Anaphoric Connectives and Long-Distance Discourse Relations in Czech
Abstract
This paper is a linguistic as well as technical survey for the development of a shallow discourse parser for Czech. It focuses on long-distance discourse relations signalled by (mostly) anaphoric discourse connectives. Proceeding from the division of connectives on “structural” and “anaphoric” according to their (in)ability to accept distant (non-adjacent) text segments as their left-sided arguments, and taking into account results of related analyses on English data in the framework of the Penn Discourse Treebank, we analyze a large amount of language data in Czech. We benefit from the multilayer manual annotation of various language aspects from morphology to discourse, coreference and bridging relations in the Prague Dependency Treebank 3.0. We describe the linguistic parameters of long-distance discourse relations in Czechin connection with their anchoring connective, and suggest possible ways of their detection.
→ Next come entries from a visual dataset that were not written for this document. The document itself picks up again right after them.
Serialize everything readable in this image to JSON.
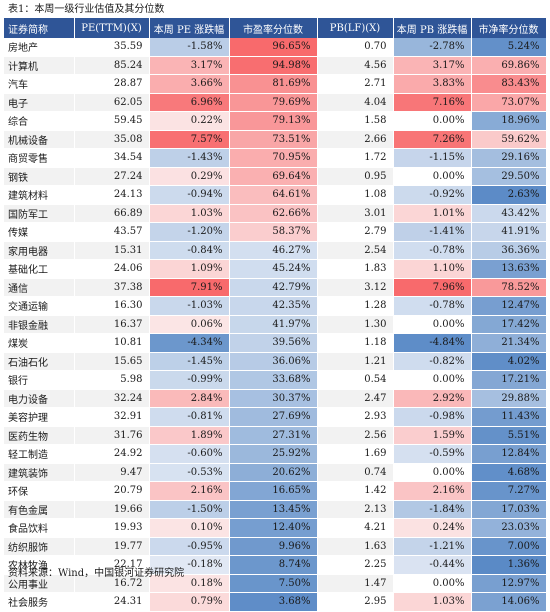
{
  "title": "表1：本周一级行业估值及其分位数",
  "source": "资料来源：Wind，中国银河证券研究院",
  "headers": [
    "证券简称",
    "PE(TTM)(X)",
    "本周 PE 涨跌幅",
    "市盈率分位数",
    "PB(LF)(X)",
    "本周 PB 涨跌幅",
    "市净率分位数"
  ],
  "colors": {
    "header": "#2f5597",
    "positive": "#f8696b",
    "negative": "#5a8ac6"
  },
  "rows": [
    {
      "name": "房地产",
      "pe": "35.59",
      "pe_chg": "-1.58%",
      "pe_pct": "96.65%",
      "pb": "0.70",
      "pb_chg": "-2.78%",
      "pb_pct": "5.24%"
    },
    {
      "name": "计算机",
      "pe": "85.24",
      "pe_chg": "3.17%",
      "pe_pct": "94.98%",
      "pb": "4.56",
      "pb_chg": "3.17%",
      "pb_pct": "69.86%"
    },
    {
      "name": "汽车",
      "pe": "28.87",
      "pe_chg": "3.66%",
      "pe_pct": "81.69%",
      "pb": "2.71",
      "pb_chg": "3.83%",
      "pb_pct": "83.43%"
    },
    {
      "name": "电子",
      "pe": "62.05",
      "pe_chg": "6.96%",
      "pe_pct": "79.69%",
      "pb": "4.04",
      "pb_chg": "7.16%",
      "pb_pct": "73.07%"
    },
    {
      "name": "综合",
      "pe": "59.45",
      "pe_chg": "0.22%",
      "pe_pct": "79.13%",
      "pb": "1.58",
      "pb_chg": "0.00%",
      "pb_pct": "18.96%"
    },
    {
      "name": "机械设备",
      "pe": "35.08",
      "pe_chg": "7.57%",
      "pe_pct": "73.51%",
      "pb": "2.66",
      "pb_chg": "7.26%",
      "pb_pct": "59.62%"
    },
    {
      "name": "商贸零售",
      "pe": "34.54",
      "pe_chg": "-1.43%",
      "pe_pct": "70.95%",
      "pb": "1.72",
      "pb_chg": "-1.15%",
      "pb_pct": "29.16%"
    },
    {
      "name": "钢铁",
      "pe": "27.24",
      "pe_chg": "0.29%",
      "pe_pct": "69.64%",
      "pb": "0.95",
      "pb_chg": "0.00%",
      "pb_pct": "29.50%"
    },
    {
      "name": "建筑材料",
      "pe": "24.13",
      "pe_chg": "-0.94%",
      "pe_pct": "64.61%",
      "pb": "1.08",
      "pb_chg": "-0.92%",
      "pb_pct": "2.63%"
    },
    {
      "name": "国防军工",
      "pe": "66.89",
      "pe_chg": "1.03%",
      "pe_pct": "62.66%",
      "pb": "3.01",
      "pb_chg": "1.01%",
      "pb_pct": "43.42%"
    },
    {
      "name": "传媒",
      "pe": "43.57",
      "pe_chg": "-1.20%",
      "pe_pct": "58.37%",
      "pb": "2.79",
      "pb_chg": "-1.41%",
      "pb_pct": "41.91%"
    },
    {
      "name": "家用电器",
      "pe": "15.31",
      "pe_chg": "-0.84%",
      "pe_pct": "46.27%",
      "pb": "2.54",
      "pb_chg": "-0.78%",
      "pb_pct": "36.36%"
    },
    {
      "name": "基础化工",
      "pe": "24.06",
      "pe_chg": "1.09%",
      "pe_pct": "45.24%",
      "pb": "1.83",
      "pb_chg": "1.10%",
      "pb_pct": "13.63%"
    },
    {
      "name": "通信",
      "pe": "37.38",
      "pe_chg": "7.91%",
      "pe_pct": "42.79%",
      "pb": "3.12",
      "pb_chg": "7.96%",
      "pb_pct": "78.52%"
    },
    {
      "name": "交通运输",
      "pe": "16.30",
      "pe_chg": "-1.03%",
      "pe_pct": "42.35%",
      "pb": "1.28",
      "pb_chg": "-0.78%",
      "pb_pct": "12.47%"
    },
    {
      "name": "非银金融",
      "pe": "16.37",
      "pe_chg": "0.06%",
      "pe_pct": "41.97%",
      "pb": "1.30",
      "pb_chg": "0.00%",
      "pb_pct": "17.42%"
    },
    {
      "name": "煤炭",
      "pe": "10.81",
      "pe_chg": "-4.34%",
      "pe_pct": "39.56%",
      "pb": "1.18",
      "pb_chg": "-4.84%",
      "pb_pct": "21.34%"
    },
    {
      "name": "石油石化",
      "pe": "15.65",
      "pe_chg": "-1.45%",
      "pe_pct": "36.06%",
      "pb": "1.21",
      "pb_chg": "-0.82%",
      "pb_pct": "4.02%"
    },
    {
      "name": "银行",
      "pe": "5.98",
      "pe_chg": "-0.99%",
      "pe_pct": "33.68%",
      "pb": "0.54",
      "pb_chg": "0.00%",
      "pb_pct": "17.21%"
    },
    {
      "name": "电力设备",
      "pe": "32.24",
      "pe_chg": "2.84%",
      "pe_pct": "30.37%",
      "pb": "2.47",
      "pb_chg": "2.92%",
      "pb_pct": "29.88%"
    },
    {
      "name": "美容护理",
      "pe": "32.91",
      "pe_chg": "-0.81%",
      "pe_pct": "27.69%",
      "pb": "2.93",
      "pb_chg": "-0.98%",
      "pb_pct": "11.43%"
    },
    {
      "name": "医药生物",
      "pe": "31.76",
      "pe_chg": "1.89%",
      "pe_pct": "27.31%",
      "pb": "2.56",
      "pb_chg": "1.59%",
      "pb_pct": "5.51%"
    },
    {
      "name": "轻工制造",
      "pe": "24.92",
      "pe_chg": "-0.60%",
      "pe_pct": "25.92%",
      "pb": "1.69",
      "pb_chg": "-0.59%",
      "pb_pct": "12.84%"
    },
    {
      "name": "建筑装饰",
      "pe": "9.47",
      "pe_chg": "-0.53%",
      "pe_pct": "20.62%",
      "pb": "0.74",
      "pb_chg": "0.00%",
      "pb_pct": "4.68%"
    },
    {
      "name": "环保",
      "pe": "20.79",
      "pe_chg": "2.16%",
      "pe_pct": "16.65%",
      "pb": "1.42",
      "pb_chg": "2.16%",
      "pb_pct": "7.27%"
    },
    {
      "name": "有色金属",
      "pe": "19.66",
      "pe_chg": "-1.50%",
      "pe_pct": "13.45%",
      "pb": "2.13",
      "pb_chg": "-1.84%",
      "pb_pct": "17.03%"
    },
    {
      "name": "食品饮料",
      "pe": "19.93",
      "pe_chg": "0.10%",
      "pe_pct": "12.40%",
      "pb": "4.21",
      "pb_chg": "0.24%",
      "pb_pct": "23.03%"
    },
    {
      "name": "纺织服饰",
      "pe": "19.77",
      "pe_chg": "-0.95%",
      "pe_pct": "9.96%",
      "pb": "1.63",
      "pb_chg": "-1.21%",
      "pb_pct": "7.00%"
    },
    {
      "name": "农林牧渔",
      "pe": "22.17",
      "pe_chg": "-0.18%",
      "pe_pct": "8.74%",
      "pb": "2.25",
      "pb_chg": "-0.44%",
      "pb_pct": "1.36%"
    },
    {
      "name": "公用事业",
      "pe": "16.72",
      "pe_chg": "0.18%",
      "pe_pct": "7.50%",
      "pb": "1.47",
      "pb_chg": "0.00%",
      "pb_pct": "12.97%"
    },
    {
      "name": "社会服务",
      "pe": "24.31",
      "pe_chg": "0.79%",
      "pe_pct": "3.68%",
      "pb": "2.95",
      "pb_chg": "1.03%",
      "pb_pct": "14.06%"
    }
  ]
}
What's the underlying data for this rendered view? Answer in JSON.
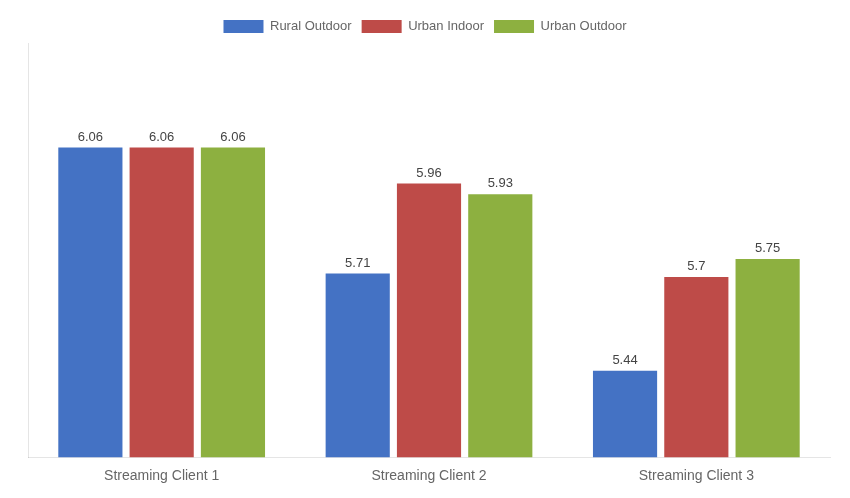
{
  "chart_data": {
    "type": "bar",
    "categories": [
      "Streaming Client 1",
      "Streaming Client 2",
      "Streaming Client 3"
    ],
    "series": [
      {
        "name": "Rural Outdoor",
        "color": "#4472C4",
        "values": [
          6.06,
          5.71,
          5.44
        ]
      },
      {
        "name": "Urban Indoor",
        "color": "#BE4B48",
        "values": [
          6.06,
          5.96,
          5.7
        ]
      },
      {
        "name": "Urban Outdoor",
        "color": "#8DB040",
        "values": [
          6.06,
          5.93,
          5.75
        ]
      }
    ],
    "ylim": [
      5.2,
      6.35
    ],
    "data_labels": true,
    "tick_labels": "x",
    "grid": false,
    "legend": "top"
  }
}
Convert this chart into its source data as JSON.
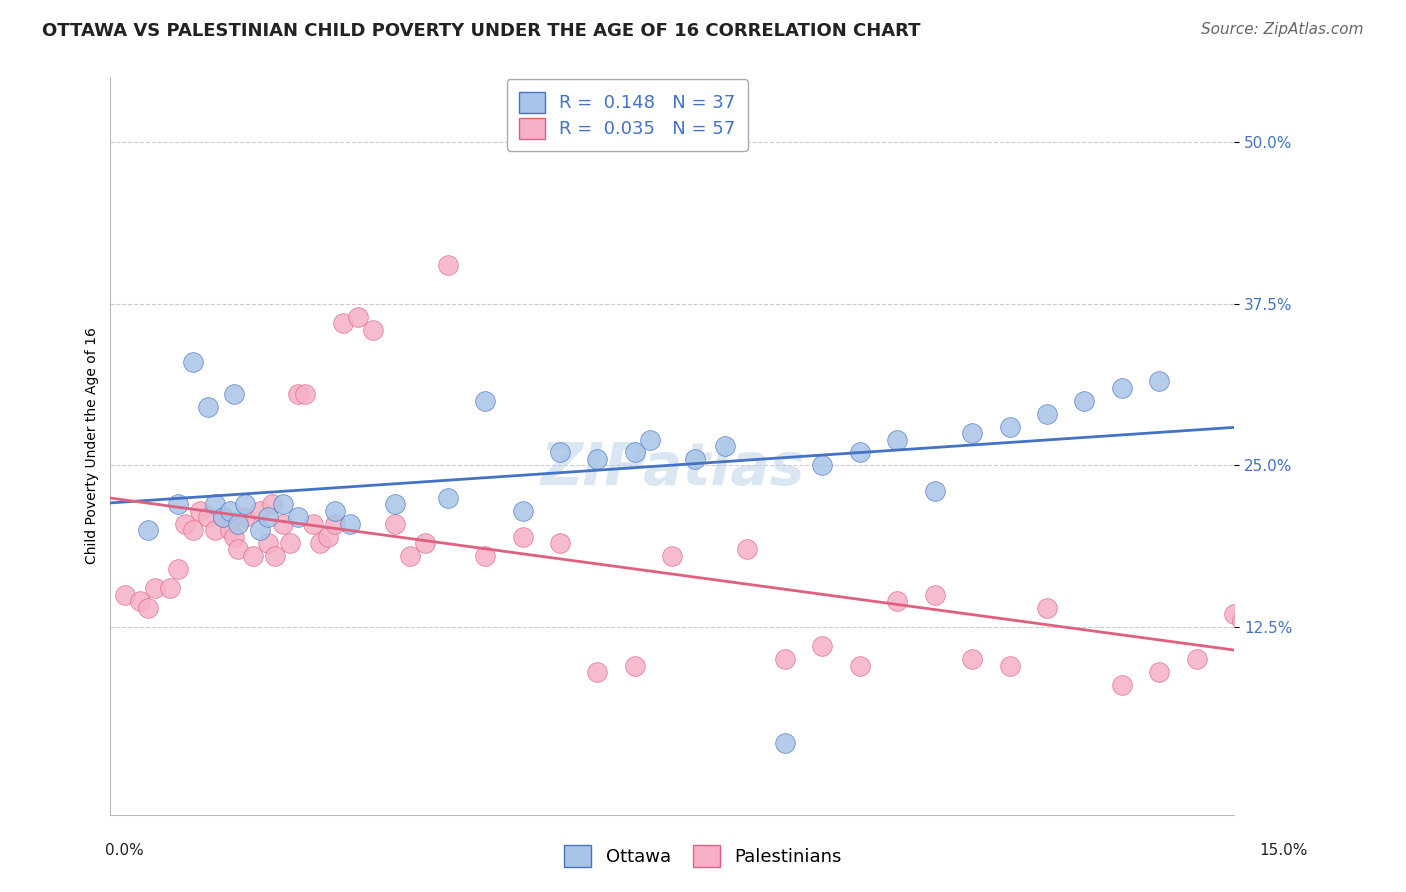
{
  "title": "OTTAWA VS PALESTINIAN CHILD POVERTY UNDER THE AGE OF 16 CORRELATION CHART",
  "source": "Source: ZipAtlas.com",
  "ylabel": "Child Poverty Under the Age of 16",
  "xlim": [
    0.0,
    15.0
  ],
  "ylim": [
    -2.0,
    55.0
  ],
  "watermark": "ZIPatlas",
  "ottawa_R": "0.148",
  "ottawa_N": "37",
  "palestinian_R": "0.035",
  "palestinian_N": "57",
  "ottawa_color": "#a8c4e8",
  "palestinian_color": "#f5b0c5",
  "trend_ottawa_color": "#4472c4",
  "trend_palestinian_color": "#e06080",
  "ottawa_x": [
    0.5,
    0.9,
    1.1,
    1.3,
    1.4,
    1.5,
    1.6,
    1.65,
    1.7,
    1.8,
    2.0,
    2.1,
    2.3,
    2.5,
    3.0,
    3.2,
    3.8,
    4.5,
    5.0,
    5.5,
    6.0,
    6.5,
    7.0,
    7.2,
    7.8,
    8.2,
    9.0,
    9.5,
    10.0,
    10.5,
    11.0,
    11.5,
    12.0,
    12.5,
    13.0,
    13.5,
    14.0
  ],
  "ottawa_y": [
    20.0,
    22.0,
    33.0,
    29.5,
    22.0,
    21.0,
    21.5,
    30.5,
    20.5,
    22.0,
    20.0,
    21.0,
    22.0,
    21.0,
    21.5,
    20.5,
    22.0,
    22.5,
    30.0,
    21.5,
    26.0,
    25.5,
    26.0,
    27.0,
    25.5,
    26.5,
    3.5,
    25.0,
    26.0,
    27.0,
    23.0,
    27.5,
    28.0,
    29.0,
    30.0,
    31.0,
    31.5
  ],
  "palestinian_x": [
    0.2,
    0.4,
    0.5,
    0.6,
    0.8,
    0.9,
    1.0,
    1.1,
    1.2,
    1.3,
    1.4,
    1.5,
    1.6,
    1.65,
    1.7,
    1.8,
    1.9,
    2.0,
    2.1,
    2.15,
    2.2,
    2.3,
    2.4,
    2.5,
    2.6,
    2.7,
    2.8,
    2.9,
    3.0,
    3.1,
    3.3,
    3.5,
    3.8,
    4.0,
    4.2,
    4.5,
    5.0,
    5.5,
    6.0,
    6.5,
    7.0,
    7.5,
    8.5,
    9.0,
    9.5,
    10.0,
    10.5,
    11.0,
    11.5,
    12.0,
    12.5,
    13.5,
    14.0,
    14.5,
    15.0,
    15.1,
    15.2
  ],
  "palestinian_y": [
    15.0,
    14.5,
    14.0,
    15.5,
    15.5,
    17.0,
    20.5,
    20.0,
    21.5,
    21.0,
    20.0,
    21.0,
    20.0,
    19.5,
    18.5,
    21.0,
    18.0,
    21.5,
    19.0,
    22.0,
    18.0,
    20.5,
    19.0,
    30.5,
    30.5,
    20.5,
    19.0,
    19.5,
    20.5,
    36.0,
    36.5,
    35.5,
    20.5,
    18.0,
    19.0,
    40.5,
    18.0,
    19.5,
    19.0,
    9.0,
    9.5,
    18.0,
    18.5,
    10.0,
    11.0,
    9.5,
    14.5,
    15.0,
    10.0,
    9.5,
    14.0,
    8.0,
    9.0,
    10.0,
    13.5,
    13.0,
    12.5
  ],
  "title_fontsize": 13,
  "axis_label_fontsize": 10,
  "tick_fontsize": 11,
  "legend_fontsize": 13,
  "source_fontsize": 11,
  "watermark_fontsize": 42,
  "background_color": "#ffffff",
  "grid_color": "#cccccc"
}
Our empirical research also outlines some theoretical consequences for the underlying assumptions in discourse analysis and parsing, e.g. the risk of relying too much on different (language-specific?) part-of-speech categorizations of connectives or the different perspectives in shallow and global discourse analyses (the minimality principle vs. higher text structure).
Keywords
Anaphoric connectives, long-distance discourse relations